She listened, and for a moment heard nothing but the wind in the trees. A redbird, her namesake, trilled long and loud, and another answered from a more distant tree.

Then she heard a human voice. No words, just an outcry. A cry of pain.

She plunged into the forest that covered the island, pushing her way through the shrubbery toward the sound of his voice.

He was sobbing so loudly that she was sure he could not hear her coming. She had heard a man sob like that once before, a dying hunter whose leg had been torn to shreds by a bear.

She moved through some trees and saw him. He was sitting with his back against the big black trunk of an oak. He was in a grove of trees so big and so old that little grew in their heavy shade, and there was an open place to sit. The season was so young that their branches were still almost bare, and she could see White Bear clearly in the afternoon sunlight. He held a severed tree branch in his lap. His eyes were squeezed shut and his lips were drawn back from his teeth, and his cries of pain came one after another.

She stepped out of the bushes into the grove. He looked up, and the face he showed her was so twisted that she could not tell whether he saw her. He went on sobbing hoarsely.

Her heart hurt to see him suffer so. She sat down beside him.
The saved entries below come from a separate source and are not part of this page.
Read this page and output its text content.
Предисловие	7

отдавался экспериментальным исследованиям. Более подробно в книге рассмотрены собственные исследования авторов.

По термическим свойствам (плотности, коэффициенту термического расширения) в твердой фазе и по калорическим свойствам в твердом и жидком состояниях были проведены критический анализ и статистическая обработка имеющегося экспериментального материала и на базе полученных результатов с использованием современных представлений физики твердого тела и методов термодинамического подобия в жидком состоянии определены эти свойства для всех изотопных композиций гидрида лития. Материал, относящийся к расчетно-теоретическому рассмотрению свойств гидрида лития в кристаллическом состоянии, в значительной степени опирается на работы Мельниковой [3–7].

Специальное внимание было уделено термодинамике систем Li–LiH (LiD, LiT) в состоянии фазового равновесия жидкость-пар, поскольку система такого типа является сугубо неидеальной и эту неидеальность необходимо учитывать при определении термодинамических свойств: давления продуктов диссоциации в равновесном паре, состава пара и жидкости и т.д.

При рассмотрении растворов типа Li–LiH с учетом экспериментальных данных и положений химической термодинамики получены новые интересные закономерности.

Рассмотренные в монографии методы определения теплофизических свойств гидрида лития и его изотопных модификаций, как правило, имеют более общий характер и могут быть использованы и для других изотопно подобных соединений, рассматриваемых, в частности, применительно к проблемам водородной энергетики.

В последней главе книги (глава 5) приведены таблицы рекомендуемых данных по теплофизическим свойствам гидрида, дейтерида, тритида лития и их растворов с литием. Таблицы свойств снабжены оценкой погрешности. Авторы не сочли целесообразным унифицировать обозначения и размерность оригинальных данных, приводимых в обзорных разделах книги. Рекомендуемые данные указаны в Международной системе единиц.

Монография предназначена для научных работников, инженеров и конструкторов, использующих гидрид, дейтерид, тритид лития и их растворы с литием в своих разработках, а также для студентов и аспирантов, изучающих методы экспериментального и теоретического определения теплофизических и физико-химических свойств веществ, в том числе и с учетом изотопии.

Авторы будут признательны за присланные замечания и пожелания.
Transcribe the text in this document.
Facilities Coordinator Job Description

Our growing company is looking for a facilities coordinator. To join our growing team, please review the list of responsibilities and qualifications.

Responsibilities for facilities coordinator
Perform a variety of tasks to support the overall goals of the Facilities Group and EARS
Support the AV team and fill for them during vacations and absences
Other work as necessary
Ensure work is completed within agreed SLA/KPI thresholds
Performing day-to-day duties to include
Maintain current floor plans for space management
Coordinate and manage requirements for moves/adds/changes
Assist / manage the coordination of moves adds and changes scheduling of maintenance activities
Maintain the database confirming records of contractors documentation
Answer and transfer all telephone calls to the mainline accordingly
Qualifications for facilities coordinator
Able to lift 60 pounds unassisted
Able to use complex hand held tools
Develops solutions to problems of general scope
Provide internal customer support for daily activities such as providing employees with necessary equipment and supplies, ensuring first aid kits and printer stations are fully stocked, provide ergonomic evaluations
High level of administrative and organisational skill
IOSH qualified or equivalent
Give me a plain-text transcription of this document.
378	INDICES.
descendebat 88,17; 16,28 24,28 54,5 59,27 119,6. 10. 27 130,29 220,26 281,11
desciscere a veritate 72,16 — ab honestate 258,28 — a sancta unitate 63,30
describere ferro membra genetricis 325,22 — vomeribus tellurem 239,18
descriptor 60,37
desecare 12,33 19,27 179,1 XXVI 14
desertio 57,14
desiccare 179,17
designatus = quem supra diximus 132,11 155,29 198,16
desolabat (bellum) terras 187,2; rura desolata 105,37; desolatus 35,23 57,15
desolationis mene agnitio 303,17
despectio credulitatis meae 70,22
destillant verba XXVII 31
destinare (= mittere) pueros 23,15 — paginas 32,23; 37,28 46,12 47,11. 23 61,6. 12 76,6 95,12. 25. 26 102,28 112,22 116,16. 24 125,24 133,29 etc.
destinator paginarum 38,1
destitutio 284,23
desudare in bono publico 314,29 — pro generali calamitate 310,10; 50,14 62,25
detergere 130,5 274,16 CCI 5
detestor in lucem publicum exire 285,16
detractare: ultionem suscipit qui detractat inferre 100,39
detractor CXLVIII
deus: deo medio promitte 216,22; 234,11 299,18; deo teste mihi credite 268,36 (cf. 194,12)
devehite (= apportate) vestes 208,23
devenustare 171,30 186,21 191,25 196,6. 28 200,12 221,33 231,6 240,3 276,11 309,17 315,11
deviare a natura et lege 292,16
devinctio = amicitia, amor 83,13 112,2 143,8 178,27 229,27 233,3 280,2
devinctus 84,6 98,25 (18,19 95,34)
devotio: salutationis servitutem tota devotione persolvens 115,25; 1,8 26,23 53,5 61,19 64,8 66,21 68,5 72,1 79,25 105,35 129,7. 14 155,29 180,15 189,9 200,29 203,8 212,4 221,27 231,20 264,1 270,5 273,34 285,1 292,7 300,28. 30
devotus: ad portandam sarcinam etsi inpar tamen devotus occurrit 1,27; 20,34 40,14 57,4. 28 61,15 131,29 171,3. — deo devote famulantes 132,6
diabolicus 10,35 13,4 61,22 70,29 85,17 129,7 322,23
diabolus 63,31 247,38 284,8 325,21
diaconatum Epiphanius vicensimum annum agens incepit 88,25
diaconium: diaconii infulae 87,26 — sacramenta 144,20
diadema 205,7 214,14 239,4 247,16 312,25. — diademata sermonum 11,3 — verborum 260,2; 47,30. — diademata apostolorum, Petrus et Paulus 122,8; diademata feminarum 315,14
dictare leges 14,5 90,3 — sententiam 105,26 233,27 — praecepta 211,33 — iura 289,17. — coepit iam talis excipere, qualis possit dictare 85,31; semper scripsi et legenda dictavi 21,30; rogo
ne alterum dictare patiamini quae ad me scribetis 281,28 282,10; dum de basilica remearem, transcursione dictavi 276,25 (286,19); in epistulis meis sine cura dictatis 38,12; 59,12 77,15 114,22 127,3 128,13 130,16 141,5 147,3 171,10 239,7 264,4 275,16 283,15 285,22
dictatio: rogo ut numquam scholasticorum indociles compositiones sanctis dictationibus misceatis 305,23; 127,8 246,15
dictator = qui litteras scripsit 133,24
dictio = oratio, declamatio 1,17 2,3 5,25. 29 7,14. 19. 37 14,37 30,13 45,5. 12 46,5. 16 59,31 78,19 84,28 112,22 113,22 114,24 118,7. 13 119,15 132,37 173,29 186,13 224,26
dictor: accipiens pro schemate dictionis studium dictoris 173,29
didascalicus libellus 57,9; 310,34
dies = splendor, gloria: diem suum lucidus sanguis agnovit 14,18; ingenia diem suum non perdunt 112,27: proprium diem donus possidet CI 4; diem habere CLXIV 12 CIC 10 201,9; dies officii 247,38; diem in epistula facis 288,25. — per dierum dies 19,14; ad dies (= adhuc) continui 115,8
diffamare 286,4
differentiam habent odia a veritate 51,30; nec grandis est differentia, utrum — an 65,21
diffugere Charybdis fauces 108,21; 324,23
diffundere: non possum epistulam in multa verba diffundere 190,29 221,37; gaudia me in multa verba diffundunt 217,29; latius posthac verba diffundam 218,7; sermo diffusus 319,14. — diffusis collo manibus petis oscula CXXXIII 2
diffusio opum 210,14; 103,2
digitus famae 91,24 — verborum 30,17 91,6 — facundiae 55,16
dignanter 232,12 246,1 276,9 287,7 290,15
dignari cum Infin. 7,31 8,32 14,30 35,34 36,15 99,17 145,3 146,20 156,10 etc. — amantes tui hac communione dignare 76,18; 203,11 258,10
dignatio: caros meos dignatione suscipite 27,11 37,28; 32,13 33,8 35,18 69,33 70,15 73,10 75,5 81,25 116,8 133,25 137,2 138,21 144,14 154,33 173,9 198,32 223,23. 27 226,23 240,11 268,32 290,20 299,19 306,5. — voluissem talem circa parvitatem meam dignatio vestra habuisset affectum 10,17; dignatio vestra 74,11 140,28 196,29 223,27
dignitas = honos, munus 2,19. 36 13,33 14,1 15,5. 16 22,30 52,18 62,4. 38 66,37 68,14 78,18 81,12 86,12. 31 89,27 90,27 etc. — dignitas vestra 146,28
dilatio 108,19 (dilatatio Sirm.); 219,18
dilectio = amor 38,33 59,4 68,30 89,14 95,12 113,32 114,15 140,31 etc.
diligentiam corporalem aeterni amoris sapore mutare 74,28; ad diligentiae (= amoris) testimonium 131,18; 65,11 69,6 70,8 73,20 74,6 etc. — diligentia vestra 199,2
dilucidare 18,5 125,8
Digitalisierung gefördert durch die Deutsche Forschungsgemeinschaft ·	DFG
For a long time she listened to him weep, waiting for a chance to speak to him.

She looked at the branch he was holding. It was almost as long as her arm, and, surprisingly, it had leaves at its tip, even though this was only the Moon of Buds. He clutched it as a child clutches a doll for comfort.

Gradually his weeping subsided. She reached out very carefully and patted his shoulder lightly. When he did not pull away, she rested her hand on him. She eased herself closer until they were pressed together side by side, and she slid her arm around his shoulders and held him tightly.